Background: Histopathologic differentiation between benign and malignant tissue is of utmost importance for the Mohs surgeon. Folliculocentric basaloid proliferation (FBP) shares many histologic features with basal cell carcinoma (BCC). It is most commonly associated with tumors of areas with abundant hair follicles such as nasal and perinasal skin. Residual BCC incorrectly identified as a horizontally sectioned hair follicle undoubtedly increases the risk of tumor recurrence. Excision of additional layers of normal tissue to remove "funny looking follicles" may have profound impacts on tissue conservation, preservation of function, and cosmesis. Electron microscope studies of BCC revealed a significant reduction of desmosomes compared with normal basal cells and hair follicle keratinocytes.
Objective: This study has assessed the potential of rapid staining with monoclonal antidesmoglein antibody (33-3D) to discriminate between BCC, horizontally sectioned hair follicles, and FBP.
Methods: A rapid immunoperoxidase technique with 33-3D antidesmoglein antibody was performed on Mohs frozen sections. We selected 18 patients with BCC of nasal and perinasal locations where histologic discrimination between residual tumor and tumor-free margins with FBP or horizontally sectioned hair follicle was equivocal.
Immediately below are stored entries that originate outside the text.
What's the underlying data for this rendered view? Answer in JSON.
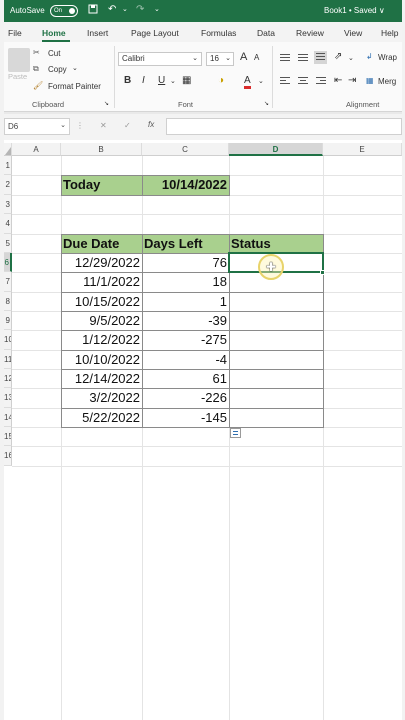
{
  "window": {
    "autosave_label": "AutoSave",
    "autosave_state": "On",
    "doc_name": "Book1 • Saved ∨"
  },
  "quick_access": [
    "save-icon",
    "undo-icon",
    "redo-icon"
  ],
  "tabs": [
    {
      "label": "File"
    },
    {
      "label": "Home"
    },
    {
      "label": "Insert"
    },
    {
      "label": "Page Layout"
    },
    {
      "label": "Formulas"
    },
    {
      "label": "Data"
    },
    {
      "label": "Review"
    },
    {
      "label": "View"
    },
    {
      "label": "Help"
    }
  ],
  "active_tab": "Home",
  "ribbon": {
    "clipboard": {
      "paste_label": "Paste",
      "cut_label": "Cut",
      "copy_label": "Copy",
      "format_painter_label": "Format Painter",
      "group_label": "Clipboard"
    },
    "font": {
      "font_name": "Calibri",
      "font_size": "16",
      "bold": "B",
      "italic": "I",
      "underline": "U",
      "font_color_glyph": "A",
      "group_label": "Font"
    },
    "alignment": {
      "wrap_label": "Wrap",
      "merge_label": "Merg",
      "group_label": "Alignment"
    }
  },
  "formula_bar": {
    "name_box": "D6",
    "cancel_glyph": "✕",
    "enter_glyph": "✓",
    "fx_label": "fx",
    "content": ""
  },
  "columns": [
    "A",
    "B",
    "C",
    "D",
    "E"
  ],
  "rows": [
    "1",
    "2",
    "3",
    "4",
    "5",
    "6",
    "7",
    "8",
    "9",
    "10",
    "11",
    "12",
    "13",
    "14",
    "15",
    "16"
  ],
  "active_cell": "D6",
  "sheet": {
    "today_label": "Today",
    "today_value": "10/14/2022",
    "headers": [
      "Due Date",
      "Days Left",
      "Status"
    ],
    "records": [
      {
        "due": "12/29/2022",
        "days": "76",
        "status": ""
      },
      {
        "due": "11/1/2022",
        "days": "18",
        "status": ""
      },
      {
        "due": "10/15/2022",
        "days": "1",
        "status": ""
      },
      {
        "due": "9/5/2022",
        "days": "-39",
        "status": ""
      },
      {
        "due": "1/12/2022",
        "days": "-275",
        "status": ""
      },
      {
        "due": "10/10/2022",
        "days": "-4",
        "status": ""
      },
      {
        "due": "12/14/2022",
        "days": "61",
        "status": ""
      },
      {
        "due": "3/2/2022",
        "days": "-226",
        "status": ""
      },
      {
        "due": "5/22/2022",
        "days": "-145",
        "status": ""
      }
    ]
  },
  "colors": {
    "accent": "#1f7145",
    "header_fill": "#a9d08e"
  }
}
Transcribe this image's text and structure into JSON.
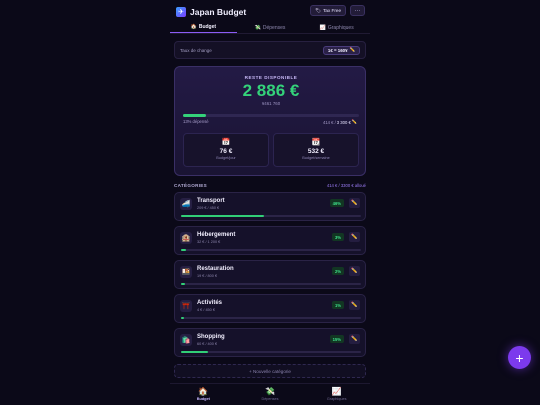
{
  "app": {
    "title": "Japan Budget",
    "logo_icon": "flag-icon"
  },
  "header": {
    "tax_free_label": "Tax Free",
    "more_label": "···"
  },
  "tabs": [
    {
      "label": "Budget",
      "icon": "🏠"
    },
    {
      "label": "Dépenses",
      "icon": "💸"
    },
    {
      "label": "Graphiques",
      "icon": "📈"
    }
  ],
  "exchange": {
    "label": "Taux de change",
    "value": "1€ = 160¥"
  },
  "summary": {
    "label": "RESTE DISPONIBLE",
    "amount": "2 886 €",
    "yen": "¥461 760",
    "spent_fraction": 0.13,
    "spent_pct_text": "13% dépensé",
    "spent_of_prefix": "414 € /",
    "spent_of_total": "3 300 €",
    "stats": [
      {
        "icon": "📅",
        "value": "76 €",
        "label": "Budget/jour"
      },
      {
        "icon": "📆",
        "value": "532 €",
        "label": "Budget/semaine"
      }
    ]
  },
  "categories_section": {
    "title": "CATÉGORIES",
    "allocated": "414 € / 3300 € alloué"
  },
  "categories": [
    {
      "icon": "🚄",
      "name": "Transport",
      "sub": "209 € / 450 €",
      "pct": "46%",
      "fraction": 0.46
    },
    {
      "icon": "🏨",
      "name": "Hébergement",
      "sub": "32 € / 1 200 €",
      "pct": "3%",
      "fraction": 0.03
    },
    {
      "icon": "🍱",
      "name": "Restauration",
      "sub": "19 € / 800 €",
      "pct": "2%",
      "fraction": 0.02
    },
    {
      "icon": "⛩️",
      "name": "Activités",
      "sub": "4 € / 450 €",
      "pct": "1%",
      "fraction": 0.01
    },
    {
      "icon": "🛍️",
      "name": "Shopping",
      "sub": "60 € / 400 €",
      "pct": "15%",
      "fraction": 0.15
    }
  ],
  "new_category_label": "+ Nouvelle catégorie",
  "bottom_nav": [
    {
      "icon": "🏠",
      "label": "Budget"
    },
    {
      "icon": "💸",
      "label": "Dépenses"
    },
    {
      "icon": "📈",
      "label": "Graphiques"
    }
  ],
  "fab_label": "+",
  "colors": {
    "accent": "#7c3aed",
    "positive": "#34d27a",
    "background": "#0b0918"
  }
}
Results: Fourteen sections disclosed the preservation of desmoglein marker delineating the cell membranes ("perimembranous" pattern) consistent with normal hair follicles. The sections were identified as tumor-free and no additional stages were performed. The remaining four sections revealed absent perimembranous pattern but presence of diffuse cytoplasmic staining. These were diagnosed as positive for residual BCC requiring the excision of another layer of tissue to obtain tumor-free margins. A follow-up period ranging from 6 to 24 months revealed no instance of recurrent disease.
Conclusion: Rapid detection of desmoglein with 33-3D antibody is a promising tool for discrimination between residual BCC and FBP or horizontally sectioned hair follicles. It may enhance the sensitivity of Mohs surgery by disclosing the hidden foci of BCC, thus preventing tumor recurrence and unnecessary excision of normal tissue.